In a special report on Al Jazeera, it is reported that 15 million people are affected by a severe drought combined with ineffective government assistance programs and decreasing food supply. The report provides a country-by-country breakdown of the problem. Consider the situation in Mali, for example:

Prices of millet and sorghum grain have risen significantly after harvests in 2012 were 25 per cent lower than in 2011. Political instability, following a coup in March 2012 and the breakup of Northern Mali into the self-proclaimed state of Azawad, has further hampered the ability of aid agencies to assess needs and deliver the necessary aid to this landlocked country.

The UN Office for Coordination of Humanitarian Affairs (OCHA) reported that more than a million children face acute malnutrition, with as many as 146,000 people displaced into Niger, Burkina Faso and Mauritania, under deteriorating circumstances.
People affected: 3-4million.

The Sahel drought stretches from Mauritania on the Atlantic ocean westward to Chad, affecting seven countries directly. But neighboring countries feel the effect, especially with the recent increase in refugees. Here the problem is not pure politics, but political instability combined with inhospitable weather and a basic worldwide indifference to the plight of the millions of people living here. With the Euro crisis dominating economic news and austerity the mantra for the developed countries of the 21st century, help is not likely to be on the way soon. Christian missionaries spend their millions on saving what they consider lost souls, as though dead bodies do not trump such an abstract goal.

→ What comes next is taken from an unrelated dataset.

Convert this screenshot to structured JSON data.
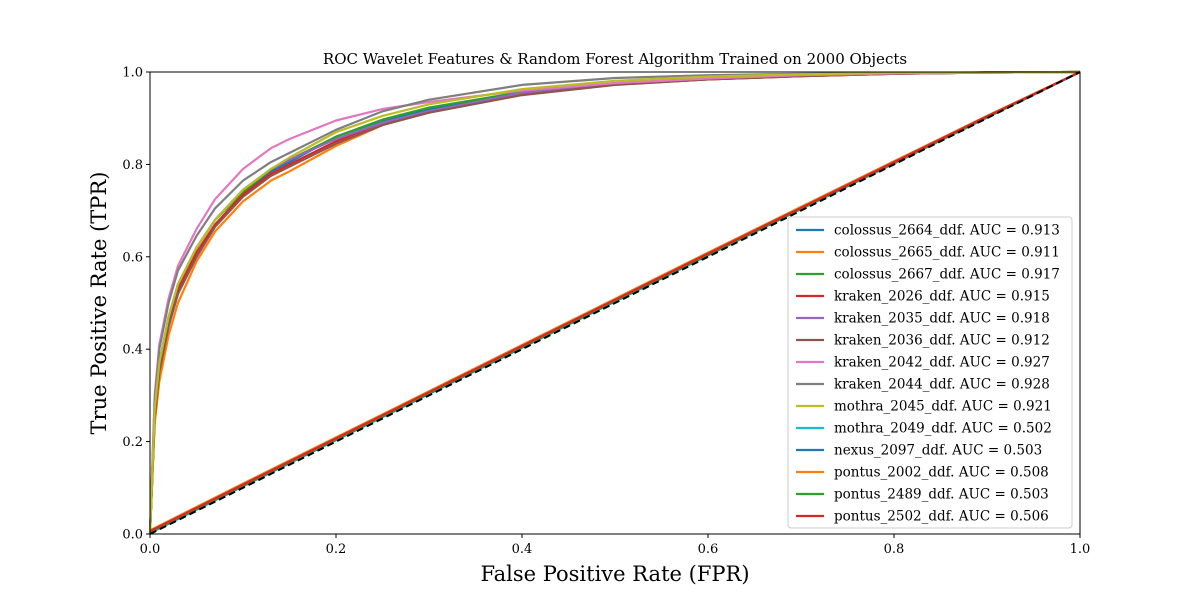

The lesson that most pundits take from the “Arab Spring” is that people everywhere want to be “free.” Of course, no one is ever free of the economic systems that with political power dominate us all, some systems to greater extents than others. But the greatest freedom, or at least the most basic, must be the freedom to survive. This is a freedom denied to millions facing the ongoing drought in the Sahel. We are not talking about people too lazy to work or illegal aliens, but people trapped in a combined ecological and political incendiary. God, no matter how you style your deity, seems preoccupied with other parts of this vast galactic expanse and we mere mortals are all trapped in our indifference. The question is not “Am I my brother’s keeper?” but why we are not even weepers for our brothers and sisters in the Sahel.